Cette magnifique demeure au sud de Marseille était un repère pour Edith Piaf
C’est l’histoire d’un domaine entre mer et collines, témoin d’une histoire riche et qui se distingue par ses somptueux paysages et ses demeures prestigieuses : la Campagne Pastré. Cet immense domaine bastidaire est l’un des rares à avoir résisté quasi intégralement à l’évolution urbaine et à la promotion immobilière à Marseille et offre aujourd’hui au […]

C’est l’histoire d’un domaine entre mer et collines, témoin d’une histoire riche et qui se distingue par ses somptueux paysages et ses demeures prestigieuses : la Campagne Pastré. Cet immense domaine bastidaire est l’un des rares à avoir résisté quasi intégralement à l’évolution urbaine et à la promotion immobilière à Marseille et offre aujourd’hui au public son parc de 112 hectares, dont 100 hectares d’espaces naturels. De quoi, en plus de profiter de balades rafraîchissantes, permettre aux curieux de se replonger dans l’histoire de monuments méconnus mais ô combien fascinants…

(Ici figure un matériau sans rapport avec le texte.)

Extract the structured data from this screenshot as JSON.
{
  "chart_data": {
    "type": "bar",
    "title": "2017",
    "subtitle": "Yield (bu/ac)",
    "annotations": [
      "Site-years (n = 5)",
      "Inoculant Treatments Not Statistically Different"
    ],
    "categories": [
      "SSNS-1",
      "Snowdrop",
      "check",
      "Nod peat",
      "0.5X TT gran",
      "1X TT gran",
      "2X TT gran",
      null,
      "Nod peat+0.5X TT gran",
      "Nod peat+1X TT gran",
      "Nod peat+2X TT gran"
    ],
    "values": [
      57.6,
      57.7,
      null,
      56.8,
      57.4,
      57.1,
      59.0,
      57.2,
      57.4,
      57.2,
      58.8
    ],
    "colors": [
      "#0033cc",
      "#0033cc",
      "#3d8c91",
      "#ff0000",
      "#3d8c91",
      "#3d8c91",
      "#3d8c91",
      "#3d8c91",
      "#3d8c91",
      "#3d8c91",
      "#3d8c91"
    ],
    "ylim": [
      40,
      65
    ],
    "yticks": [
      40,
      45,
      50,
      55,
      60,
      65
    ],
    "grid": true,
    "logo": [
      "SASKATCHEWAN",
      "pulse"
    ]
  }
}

La demeure d’une comtesse haute en couleurs
C’est entre 1836 et 1853 que les Pastré acquièrent plus de 120 hectares de terres au sud de Marseille, situées entre La Pointe-Rouge et la Grotte Rolland, dont les légendes en ont fait un lieu emblématique. De cette vaste étendue au sud de Marseille, ils en font un parc, aujourd’hui connu comme la Campagne Pastré. Sur un terrain aussi vaste, ils y font construire trois résidences : le château Estrangin, le château Sanderval et le château Pastré, ce dernier devenant par ailleurs le nom d’un vignoble. Bastide provençale de pierres et de briques roses, formé d’un corps de logis rectangulaire sur deux niveaux et un étage-attique, le Château Pastré est intimement lié à sa dernière propriétaire, la comtesse Lily Pastré. Non seulement comtesse par son mariage, la jeune femme est avant cela l’héritière des Noilly-Prat, famille célèbre pour la conception de son propre vermouth. Appartenant à la haute société marseillaise, Marie-Louise Double de Saint-Lambert (alias Lily) épouse le comte Jean Pastré, dont la famille est aussi l’une des grandes fortunes de Marseille. Aux côtés de celui qui fut joueur de polo à ses heures au point de participer aux Jeux Olympiques de Paris en 1924, le couple partage son temps entre le château Pastré et Paris. Le tout en entretenant une vie mondaine intense : tandis que le comte multiplie les aventures avec les petites femmes de Paris, la comtesse découvre la folle ébullition artistique, s’enivre d’opéras et de concerts.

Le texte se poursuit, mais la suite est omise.